Each person must judge whether the overall professional challenge is worth the travel and the other personal tradeoffs—is the juice worth the squeeze? For the team leaders, we must find a way to weave in the most travel-liberating aspects of technology while preserving the person-to-person benefits of on-the-job learning, apprenticeship, and client service, which is the true craft of high-value consulting.

5. Can you tell us about your book and why you chose the topic of Joy as the key theme?

Why should any of us settle for anything less than joy at work? We are born happy, we go to first day of school happy, we graduate school and then go to our first jobs happy, but we then get to the workplace and our research shows that 50%+ of people do not experience joy at work, even though 90%+ expect that they should. This research was consistent across demographics, geographies, and even company size. What explains this?

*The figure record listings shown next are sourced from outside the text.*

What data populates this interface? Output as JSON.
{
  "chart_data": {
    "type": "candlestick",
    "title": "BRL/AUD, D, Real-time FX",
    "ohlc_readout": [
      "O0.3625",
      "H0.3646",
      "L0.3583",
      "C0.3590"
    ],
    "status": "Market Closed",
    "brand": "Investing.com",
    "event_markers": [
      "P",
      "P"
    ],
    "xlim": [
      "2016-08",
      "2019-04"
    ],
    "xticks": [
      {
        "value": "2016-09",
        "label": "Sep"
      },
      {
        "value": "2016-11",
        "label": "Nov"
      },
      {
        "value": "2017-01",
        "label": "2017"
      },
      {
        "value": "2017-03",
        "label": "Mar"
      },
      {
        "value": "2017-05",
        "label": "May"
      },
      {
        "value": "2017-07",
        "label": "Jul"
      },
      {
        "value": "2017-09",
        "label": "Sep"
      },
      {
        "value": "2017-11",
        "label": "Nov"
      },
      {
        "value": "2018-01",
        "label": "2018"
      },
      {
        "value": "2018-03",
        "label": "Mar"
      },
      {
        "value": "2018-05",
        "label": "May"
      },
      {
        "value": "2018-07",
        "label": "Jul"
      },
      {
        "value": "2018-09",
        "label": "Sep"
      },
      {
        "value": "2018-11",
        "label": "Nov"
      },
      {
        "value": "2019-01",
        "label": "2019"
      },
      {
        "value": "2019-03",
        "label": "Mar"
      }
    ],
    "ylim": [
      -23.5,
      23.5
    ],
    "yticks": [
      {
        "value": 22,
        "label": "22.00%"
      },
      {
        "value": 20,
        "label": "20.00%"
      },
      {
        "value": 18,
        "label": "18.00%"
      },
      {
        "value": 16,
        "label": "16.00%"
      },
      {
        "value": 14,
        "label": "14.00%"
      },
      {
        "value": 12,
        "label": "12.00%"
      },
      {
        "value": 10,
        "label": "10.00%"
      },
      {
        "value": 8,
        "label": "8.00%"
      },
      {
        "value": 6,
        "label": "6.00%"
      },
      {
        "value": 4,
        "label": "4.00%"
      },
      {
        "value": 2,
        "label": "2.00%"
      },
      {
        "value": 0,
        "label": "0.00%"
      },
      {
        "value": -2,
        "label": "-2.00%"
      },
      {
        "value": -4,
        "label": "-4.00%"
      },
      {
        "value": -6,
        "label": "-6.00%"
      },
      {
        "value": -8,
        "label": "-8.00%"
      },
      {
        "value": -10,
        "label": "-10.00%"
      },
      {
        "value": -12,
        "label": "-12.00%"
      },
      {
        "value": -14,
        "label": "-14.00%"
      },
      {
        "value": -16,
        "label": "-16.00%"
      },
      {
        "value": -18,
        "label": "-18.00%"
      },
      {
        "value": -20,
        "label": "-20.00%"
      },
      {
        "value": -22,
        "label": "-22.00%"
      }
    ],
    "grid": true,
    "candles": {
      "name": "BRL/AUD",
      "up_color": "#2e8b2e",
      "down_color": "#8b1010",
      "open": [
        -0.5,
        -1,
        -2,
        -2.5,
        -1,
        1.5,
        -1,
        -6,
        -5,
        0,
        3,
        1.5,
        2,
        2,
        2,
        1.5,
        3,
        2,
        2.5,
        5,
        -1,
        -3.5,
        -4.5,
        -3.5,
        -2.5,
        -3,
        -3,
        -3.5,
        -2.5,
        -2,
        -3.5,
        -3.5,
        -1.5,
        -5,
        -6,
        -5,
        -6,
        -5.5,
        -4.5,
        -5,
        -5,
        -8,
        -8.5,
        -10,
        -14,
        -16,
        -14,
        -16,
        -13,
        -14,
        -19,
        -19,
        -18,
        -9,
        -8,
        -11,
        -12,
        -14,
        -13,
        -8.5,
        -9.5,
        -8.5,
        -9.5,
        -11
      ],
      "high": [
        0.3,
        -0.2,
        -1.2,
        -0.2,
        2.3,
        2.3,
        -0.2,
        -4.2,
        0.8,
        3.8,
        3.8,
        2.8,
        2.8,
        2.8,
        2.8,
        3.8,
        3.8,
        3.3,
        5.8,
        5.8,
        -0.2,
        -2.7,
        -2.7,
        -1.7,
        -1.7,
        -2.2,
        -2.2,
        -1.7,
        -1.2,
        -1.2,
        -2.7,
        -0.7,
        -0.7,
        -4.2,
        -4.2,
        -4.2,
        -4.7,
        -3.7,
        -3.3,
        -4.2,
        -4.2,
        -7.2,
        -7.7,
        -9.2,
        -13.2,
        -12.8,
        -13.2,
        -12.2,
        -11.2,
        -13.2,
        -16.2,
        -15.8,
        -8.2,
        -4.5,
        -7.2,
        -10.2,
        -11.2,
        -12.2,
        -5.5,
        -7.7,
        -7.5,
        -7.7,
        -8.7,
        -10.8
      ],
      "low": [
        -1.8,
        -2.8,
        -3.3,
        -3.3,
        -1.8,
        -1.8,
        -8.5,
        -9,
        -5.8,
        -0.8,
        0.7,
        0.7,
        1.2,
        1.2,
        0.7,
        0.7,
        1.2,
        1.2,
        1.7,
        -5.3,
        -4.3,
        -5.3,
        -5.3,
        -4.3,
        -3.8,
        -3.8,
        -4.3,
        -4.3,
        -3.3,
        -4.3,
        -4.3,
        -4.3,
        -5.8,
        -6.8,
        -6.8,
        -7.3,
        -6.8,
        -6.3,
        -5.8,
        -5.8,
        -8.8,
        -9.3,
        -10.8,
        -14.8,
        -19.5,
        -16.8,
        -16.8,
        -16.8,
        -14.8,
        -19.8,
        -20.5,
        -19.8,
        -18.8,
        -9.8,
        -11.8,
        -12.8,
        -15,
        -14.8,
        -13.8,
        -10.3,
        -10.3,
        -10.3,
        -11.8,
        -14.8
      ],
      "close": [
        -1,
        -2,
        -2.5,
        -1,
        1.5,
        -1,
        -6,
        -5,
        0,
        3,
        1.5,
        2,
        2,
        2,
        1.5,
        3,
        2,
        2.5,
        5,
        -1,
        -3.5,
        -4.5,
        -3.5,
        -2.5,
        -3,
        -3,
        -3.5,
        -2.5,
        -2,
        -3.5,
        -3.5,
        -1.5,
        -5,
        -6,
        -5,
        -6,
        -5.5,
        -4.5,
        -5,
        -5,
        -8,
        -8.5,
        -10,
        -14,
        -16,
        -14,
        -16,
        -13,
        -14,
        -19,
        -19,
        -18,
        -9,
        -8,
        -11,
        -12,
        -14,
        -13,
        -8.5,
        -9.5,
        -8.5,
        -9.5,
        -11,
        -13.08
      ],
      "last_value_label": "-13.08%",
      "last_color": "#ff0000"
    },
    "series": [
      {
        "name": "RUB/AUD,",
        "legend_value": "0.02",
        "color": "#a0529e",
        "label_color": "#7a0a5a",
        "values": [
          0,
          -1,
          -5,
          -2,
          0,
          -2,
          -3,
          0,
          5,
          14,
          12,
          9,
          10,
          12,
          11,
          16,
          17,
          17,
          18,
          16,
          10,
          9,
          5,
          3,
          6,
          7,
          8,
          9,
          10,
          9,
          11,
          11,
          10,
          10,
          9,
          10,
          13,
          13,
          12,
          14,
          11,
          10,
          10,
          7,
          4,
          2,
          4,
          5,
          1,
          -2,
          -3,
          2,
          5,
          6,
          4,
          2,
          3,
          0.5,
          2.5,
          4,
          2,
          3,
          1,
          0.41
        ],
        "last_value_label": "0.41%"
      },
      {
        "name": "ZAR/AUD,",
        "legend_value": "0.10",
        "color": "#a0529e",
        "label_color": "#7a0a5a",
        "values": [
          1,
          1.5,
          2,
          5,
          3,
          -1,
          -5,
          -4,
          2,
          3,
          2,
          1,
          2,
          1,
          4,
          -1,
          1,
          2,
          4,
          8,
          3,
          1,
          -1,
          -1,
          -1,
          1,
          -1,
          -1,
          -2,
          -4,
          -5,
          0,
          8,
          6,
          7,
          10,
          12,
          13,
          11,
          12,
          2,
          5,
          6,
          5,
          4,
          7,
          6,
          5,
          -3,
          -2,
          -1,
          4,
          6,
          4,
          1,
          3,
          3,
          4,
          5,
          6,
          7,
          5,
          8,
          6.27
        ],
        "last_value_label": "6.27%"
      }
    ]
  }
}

When I assumed my role as leader of a global services firm, I wanted to explore how to inspire my own teams and help CEOs lead theirs too. Culture should be intentional and aspirational; it should strive for joy. Leaders should too. My initial research in 2019 pre-COVID for my article in the Harvard Business Review and then four seasons of podcast interviews (with academics, clients, athletes, Broadway producers, sociologists, entrepreneurs, and investors) on the topic of Joy at Work explored this core issue: how to unlock people energy, the most renewable energy source out there. This research led me to write my recent book, Joy Works: Empowering Teams in the new Era of Work.

We need people energy to solve the problems of the world. People want purpose and praise. They want joy and justice. They want to be unleashed and inspired. Our research highlighted that organizations dramatically increase the likelihood of creating a workplace of joy if their leaders emphasize harmony, impact, and acknowledgement: people, purpose, and praise. Culture always wins.